In January, Dan Thomas (pictured), and his family moved into a new home, after renovating their Tampa Avenue house to open up more space. The openness of the renovated house meant Thomas had to use his truck as a work-from-home space.

“People are still knocking down walls, and I’m one of those people,” explained Bartley, who believes that, like Skiba in her previous home, those with young children still want the ability to keep an eye on them, and an open concept allows them to do that. 

While Rose, Skiba, Williard, and Bartley may have differing opinions on the fate of the open concept, they agree on a more open-and-shut trend: The door is having a shining moment. 

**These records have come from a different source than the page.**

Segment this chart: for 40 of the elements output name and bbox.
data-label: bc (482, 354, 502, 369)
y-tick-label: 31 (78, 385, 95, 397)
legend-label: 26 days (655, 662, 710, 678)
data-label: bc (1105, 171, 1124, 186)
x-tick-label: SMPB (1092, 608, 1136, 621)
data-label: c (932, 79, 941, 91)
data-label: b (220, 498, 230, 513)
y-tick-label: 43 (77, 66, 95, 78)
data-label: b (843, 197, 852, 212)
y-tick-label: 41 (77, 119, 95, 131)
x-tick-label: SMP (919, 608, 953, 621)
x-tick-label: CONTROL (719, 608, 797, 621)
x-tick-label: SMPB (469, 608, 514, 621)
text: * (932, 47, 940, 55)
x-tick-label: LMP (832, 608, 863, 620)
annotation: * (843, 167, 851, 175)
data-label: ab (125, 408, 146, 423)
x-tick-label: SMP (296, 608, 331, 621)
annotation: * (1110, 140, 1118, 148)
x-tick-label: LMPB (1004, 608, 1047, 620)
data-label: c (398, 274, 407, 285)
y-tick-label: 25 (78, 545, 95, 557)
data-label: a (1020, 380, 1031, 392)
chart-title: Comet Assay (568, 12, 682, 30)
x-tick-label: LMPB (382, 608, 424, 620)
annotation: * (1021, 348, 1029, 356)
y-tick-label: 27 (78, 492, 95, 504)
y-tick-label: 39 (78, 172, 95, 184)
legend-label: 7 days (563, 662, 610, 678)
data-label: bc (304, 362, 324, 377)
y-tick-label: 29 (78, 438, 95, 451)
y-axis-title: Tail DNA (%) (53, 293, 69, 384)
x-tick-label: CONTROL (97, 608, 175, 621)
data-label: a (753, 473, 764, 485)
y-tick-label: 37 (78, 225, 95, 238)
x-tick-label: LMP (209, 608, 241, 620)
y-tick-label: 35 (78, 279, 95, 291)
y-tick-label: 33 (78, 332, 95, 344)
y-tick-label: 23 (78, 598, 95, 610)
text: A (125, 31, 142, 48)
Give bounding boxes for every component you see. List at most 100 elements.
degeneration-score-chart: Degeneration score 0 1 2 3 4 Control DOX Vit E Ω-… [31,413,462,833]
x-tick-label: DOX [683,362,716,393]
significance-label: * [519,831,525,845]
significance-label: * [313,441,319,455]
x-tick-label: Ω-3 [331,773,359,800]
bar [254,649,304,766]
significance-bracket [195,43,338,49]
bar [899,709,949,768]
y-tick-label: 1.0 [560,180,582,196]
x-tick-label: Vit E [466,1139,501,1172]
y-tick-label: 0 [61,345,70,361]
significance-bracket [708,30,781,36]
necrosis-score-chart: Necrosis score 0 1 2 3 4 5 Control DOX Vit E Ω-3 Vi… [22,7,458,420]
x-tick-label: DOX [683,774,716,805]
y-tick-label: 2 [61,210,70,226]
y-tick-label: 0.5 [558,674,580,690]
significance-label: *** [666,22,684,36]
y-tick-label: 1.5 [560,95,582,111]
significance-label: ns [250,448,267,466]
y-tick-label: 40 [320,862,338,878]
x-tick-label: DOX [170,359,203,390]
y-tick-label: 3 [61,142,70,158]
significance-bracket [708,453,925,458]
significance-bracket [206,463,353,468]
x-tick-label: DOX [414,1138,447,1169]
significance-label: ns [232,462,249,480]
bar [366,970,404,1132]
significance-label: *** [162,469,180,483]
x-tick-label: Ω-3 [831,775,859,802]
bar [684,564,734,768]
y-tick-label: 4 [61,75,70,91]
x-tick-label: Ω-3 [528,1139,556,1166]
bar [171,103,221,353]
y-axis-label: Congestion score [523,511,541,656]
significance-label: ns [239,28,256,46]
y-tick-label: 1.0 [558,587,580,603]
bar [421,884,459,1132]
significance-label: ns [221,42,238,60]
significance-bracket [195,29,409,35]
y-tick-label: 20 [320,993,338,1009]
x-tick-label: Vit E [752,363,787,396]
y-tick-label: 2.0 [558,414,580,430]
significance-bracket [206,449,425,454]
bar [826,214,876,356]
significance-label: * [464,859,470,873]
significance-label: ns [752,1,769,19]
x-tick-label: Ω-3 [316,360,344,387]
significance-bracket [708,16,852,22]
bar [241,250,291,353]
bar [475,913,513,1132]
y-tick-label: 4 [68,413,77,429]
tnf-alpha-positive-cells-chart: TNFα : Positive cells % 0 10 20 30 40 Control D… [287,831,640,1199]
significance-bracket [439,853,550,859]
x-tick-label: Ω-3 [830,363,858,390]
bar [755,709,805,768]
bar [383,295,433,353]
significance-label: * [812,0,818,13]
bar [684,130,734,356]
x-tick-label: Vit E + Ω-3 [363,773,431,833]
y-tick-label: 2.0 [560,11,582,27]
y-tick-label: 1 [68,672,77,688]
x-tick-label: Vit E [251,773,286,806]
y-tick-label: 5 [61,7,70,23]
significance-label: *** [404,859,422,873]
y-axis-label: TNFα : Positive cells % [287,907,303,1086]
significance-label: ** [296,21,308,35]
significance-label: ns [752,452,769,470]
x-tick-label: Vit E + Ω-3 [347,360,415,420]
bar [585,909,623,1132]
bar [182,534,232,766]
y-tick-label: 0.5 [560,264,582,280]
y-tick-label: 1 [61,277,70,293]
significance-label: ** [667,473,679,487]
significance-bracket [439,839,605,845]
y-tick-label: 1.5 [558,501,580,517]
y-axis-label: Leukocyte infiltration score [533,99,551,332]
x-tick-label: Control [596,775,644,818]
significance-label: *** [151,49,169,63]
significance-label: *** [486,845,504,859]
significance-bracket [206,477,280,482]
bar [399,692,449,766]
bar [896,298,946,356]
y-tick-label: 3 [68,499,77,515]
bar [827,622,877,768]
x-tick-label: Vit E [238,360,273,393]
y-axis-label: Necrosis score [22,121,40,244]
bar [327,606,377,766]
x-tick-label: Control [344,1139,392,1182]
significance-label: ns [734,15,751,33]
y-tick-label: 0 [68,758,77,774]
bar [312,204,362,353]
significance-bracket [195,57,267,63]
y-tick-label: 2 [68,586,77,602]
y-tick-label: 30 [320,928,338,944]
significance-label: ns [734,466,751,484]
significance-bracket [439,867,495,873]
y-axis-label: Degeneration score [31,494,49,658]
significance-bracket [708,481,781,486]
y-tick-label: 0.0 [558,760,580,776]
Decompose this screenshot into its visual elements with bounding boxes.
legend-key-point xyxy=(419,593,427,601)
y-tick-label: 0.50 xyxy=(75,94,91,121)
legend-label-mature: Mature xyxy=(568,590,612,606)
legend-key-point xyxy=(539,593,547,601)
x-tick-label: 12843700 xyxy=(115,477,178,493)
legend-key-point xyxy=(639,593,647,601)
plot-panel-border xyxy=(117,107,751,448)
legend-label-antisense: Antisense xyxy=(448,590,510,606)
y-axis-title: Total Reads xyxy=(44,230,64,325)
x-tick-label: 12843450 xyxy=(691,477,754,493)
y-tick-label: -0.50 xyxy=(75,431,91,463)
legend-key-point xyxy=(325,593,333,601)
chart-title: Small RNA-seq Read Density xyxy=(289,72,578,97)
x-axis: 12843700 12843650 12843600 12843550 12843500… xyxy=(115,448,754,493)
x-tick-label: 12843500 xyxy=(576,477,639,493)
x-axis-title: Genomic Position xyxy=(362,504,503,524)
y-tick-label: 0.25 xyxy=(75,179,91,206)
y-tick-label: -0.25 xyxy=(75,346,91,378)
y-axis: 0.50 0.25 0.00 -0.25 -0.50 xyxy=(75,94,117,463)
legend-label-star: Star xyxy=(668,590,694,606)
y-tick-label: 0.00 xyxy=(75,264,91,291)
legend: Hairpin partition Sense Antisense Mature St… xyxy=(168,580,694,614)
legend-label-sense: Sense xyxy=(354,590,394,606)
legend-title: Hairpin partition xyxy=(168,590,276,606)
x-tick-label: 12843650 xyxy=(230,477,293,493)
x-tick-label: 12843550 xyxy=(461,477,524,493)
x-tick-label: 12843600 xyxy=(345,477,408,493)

That is, if you can get one. A February report by Bloomberg describes lumber prices as relentlessly rising due to home renovation popularity, with prices climbing 40 percent in the last year. Chuck Carlson of CW Carlson Construction, Inc., has done most of his business in Mt. Lebanon since incorporating in 1984. He describes this past year as unusual as far as demand for home renovation services. “We’ve gone from two to three inquiries a month to eight to 10,” said Carlson. He noted that the supply chain has slowed down, and now takes about as long as three months to secure materials, while at the same time, material costs have risen.


The Lebo market, and
home layout, is hot

In Mt. Lebanon, as many of the houses were built mid-century or earlier, separate rooms aren’t hard to come by. “Older houses have more rooms, and are more compartmentalized which is good,” said Rose. “People want to be here.” And the houses in Lebo are quick to go. According to Rose, a house that’s properly prepared and listed can sell within a matter of hours. 

The market in Lebo has always been that way, said Bartley, but the difference now is that people are paying more, up to 10 to 15 percent. “This year has put a curve ball on home values.”

Another challenge for those looking for the ideal home layout is that there’s historically low inventory, said Williard, as many sellers are apprehensive about an uncertain economy and are unwilling to take a health risk by allowing potential buyers into the home, despite thorough cleaning processes and other real estate requirements geared toward safety including limited foot traffic and mandatory mask wearing. 

Despite challenges and short supply, desire and demand among home seekers and home renovators in Lebo doesn’t appear to be wavering. Clients are still interested in “everything you can do to a house,” said Carlson, including both opening up rooms and creating new private spaces. And they have exercised patience. “All of my clients have been very understanding,” he said.

If and when homeowners are fortunate enough to secure that private space with a door, the icing on the cake is another emerging trend in the Lebo market—a good view. Unlike traditional home office spaces of the past, which tend to have been small and claustrophobic, “A corner in the basement might not work,” said Williard.

Time will tell what the pandemic’s lasting effects will be on home buying and renovation, but as Skiba said, “Doors are a trend in 2021.”